In 2024 Under Secretary of the Treasury for Terrorism and Financial Intelligence Brian E. Nelson speaking about the imposed sanctions stated: “Today’s action reinforces our commitment to hold accountable those who seek to perpetuate instability, violence, and harm to civilians to achieve their political goals. We condemn AFC and its affiliates, including M23, for fueling this deadly conflict and exacerbating a humanitarian crisis in eastern DRC.”
One cannot help but question why a sanctioned outfit such as the M23, and its political wing AFC, are given voice in the Qatar-US-AU brokered Doha Framework Agreement peace negotiations, although it is widely acknowledged that their intention is “ to overthrow the government of the Democratic Republic of Congo and is driving political instability, violent conflict, and civilian displacement.”
By addressing the Congolese conflict and genocide via two parallel peace process one between the DRC and Rwanda in Washington and one between the DRC and the M23 in Doha, the international community is effectively establishing a false separation between Rwanda and its M23 proxy. It also forces Congo to reckon with a sanctioned proxy militia whose stated goal, according to U.S. Department of the Treasury’s Office of Foreign Assets Control (OFAC), is regime change. This approach is not conducive to a lasting peace.
Thus the Washington brokered peace accords , by not addressing head on the sanctioned Rwandan-backed outfit M23, nor sufficiently underlining the Rwandan and Ugandan decades long settler colonial enterprise in the region and downplaying the on-going genocide, are currently incapable of developing policies for halting the violence.
Nobel Peace Prize winner Denis Mukwege- as well as countless Congolese from all walks of life- continue to express outrage at the relentless violent attacks the region faces, a barbarity that the Congolese people have been enduring on their own for three decades.
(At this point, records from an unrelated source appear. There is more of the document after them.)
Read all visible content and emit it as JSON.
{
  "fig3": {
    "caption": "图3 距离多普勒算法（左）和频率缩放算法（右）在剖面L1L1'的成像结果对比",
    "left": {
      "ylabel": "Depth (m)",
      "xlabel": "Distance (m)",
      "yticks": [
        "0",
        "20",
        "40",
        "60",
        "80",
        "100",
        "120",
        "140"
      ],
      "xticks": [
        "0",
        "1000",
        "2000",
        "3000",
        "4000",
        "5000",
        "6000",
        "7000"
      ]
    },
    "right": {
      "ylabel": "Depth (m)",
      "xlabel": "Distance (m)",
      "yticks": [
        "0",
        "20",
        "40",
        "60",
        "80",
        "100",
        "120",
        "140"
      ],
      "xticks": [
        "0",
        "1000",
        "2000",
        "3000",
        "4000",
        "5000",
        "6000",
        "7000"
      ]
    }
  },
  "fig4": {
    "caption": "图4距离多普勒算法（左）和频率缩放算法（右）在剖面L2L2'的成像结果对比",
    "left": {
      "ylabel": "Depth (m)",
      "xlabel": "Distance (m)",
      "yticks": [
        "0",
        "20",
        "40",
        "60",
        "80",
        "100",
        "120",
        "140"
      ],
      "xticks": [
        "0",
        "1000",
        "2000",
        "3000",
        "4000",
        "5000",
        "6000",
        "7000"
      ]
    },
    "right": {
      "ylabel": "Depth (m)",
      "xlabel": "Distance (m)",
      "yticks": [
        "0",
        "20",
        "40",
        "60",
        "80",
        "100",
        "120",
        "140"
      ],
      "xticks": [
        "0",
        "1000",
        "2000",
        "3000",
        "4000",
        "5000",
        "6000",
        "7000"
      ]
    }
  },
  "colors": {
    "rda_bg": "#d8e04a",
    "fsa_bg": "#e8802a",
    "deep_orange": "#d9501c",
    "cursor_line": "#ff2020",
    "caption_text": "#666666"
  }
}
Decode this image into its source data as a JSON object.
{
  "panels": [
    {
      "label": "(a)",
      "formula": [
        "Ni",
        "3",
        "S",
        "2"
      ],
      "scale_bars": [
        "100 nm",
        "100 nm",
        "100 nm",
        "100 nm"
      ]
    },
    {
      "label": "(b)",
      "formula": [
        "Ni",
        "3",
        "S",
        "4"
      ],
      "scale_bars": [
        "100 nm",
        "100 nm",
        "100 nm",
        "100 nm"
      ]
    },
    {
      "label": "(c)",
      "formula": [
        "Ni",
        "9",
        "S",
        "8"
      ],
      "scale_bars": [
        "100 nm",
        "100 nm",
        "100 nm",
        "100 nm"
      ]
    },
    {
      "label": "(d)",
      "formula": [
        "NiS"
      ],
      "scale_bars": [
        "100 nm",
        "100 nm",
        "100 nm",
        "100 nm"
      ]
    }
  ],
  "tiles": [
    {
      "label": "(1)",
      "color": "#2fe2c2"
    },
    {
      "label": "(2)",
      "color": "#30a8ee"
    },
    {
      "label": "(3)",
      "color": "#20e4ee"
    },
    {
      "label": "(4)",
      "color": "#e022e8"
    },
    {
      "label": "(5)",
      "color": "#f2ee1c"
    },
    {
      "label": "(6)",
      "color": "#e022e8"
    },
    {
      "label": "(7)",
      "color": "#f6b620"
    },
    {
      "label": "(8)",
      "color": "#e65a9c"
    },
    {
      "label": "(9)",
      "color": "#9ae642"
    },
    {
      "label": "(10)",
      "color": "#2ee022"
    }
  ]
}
More mine-specific and mineral-and other natural resources-specific research in eastern Congo should be conducted to pin point on a map the main actors responsible for the relentless violence. No commerce in natural resources should be allowed until the genocidal occupation has ended.
Notes:
[i] Alain Denault, Noir Canada Noir Canada. Pillage, Corruption et Criminalité en Afrique, Ecosociété, May 2008. p 90 and p 87
[ii] Gregory Mthembu-Salter, Social and economic dynamics of mining in Kalima, DRC, Institute for security studies, avril 2009.
[iii] Alain Denault, Noir Canada Noir Canada. Pillage, Corruption et Criminalité en Afrique, Ecosociété, May 2008.
[iv] We learn that together the DRC and Rwanda accounted for more than half of global production of this mineral in 2024. Other major countries producing tantalum include Brazil, Nigeria, Australia and China.
[v] Huge Wilford, The CIA An Imperial History, Basic Books, London, 2024. p 218
[vi] The report states further : “ 59. The Group understands from interviews with mining sources and from a MONUC report that a land dispute has broken out between Mr. Mwangachuchu and Bayose Senkoke, a local businessman. CNDP has sided with Mr. Senkoke, who has partnered with Mboni Habarugira, an OCC official based in Goma, and has been given permission by CNDP to exploit part of the concession. Their product is sold to the MUNSAD comptoir in Goma, run by Damien Munyarugerero. Mr. Munyarugerero has been named by several sources as being close to CNDP. As mentioned above, Mr. Munyarugerero has also acquired over 600 hectares of ranch land in CNDP territory since their occupation.”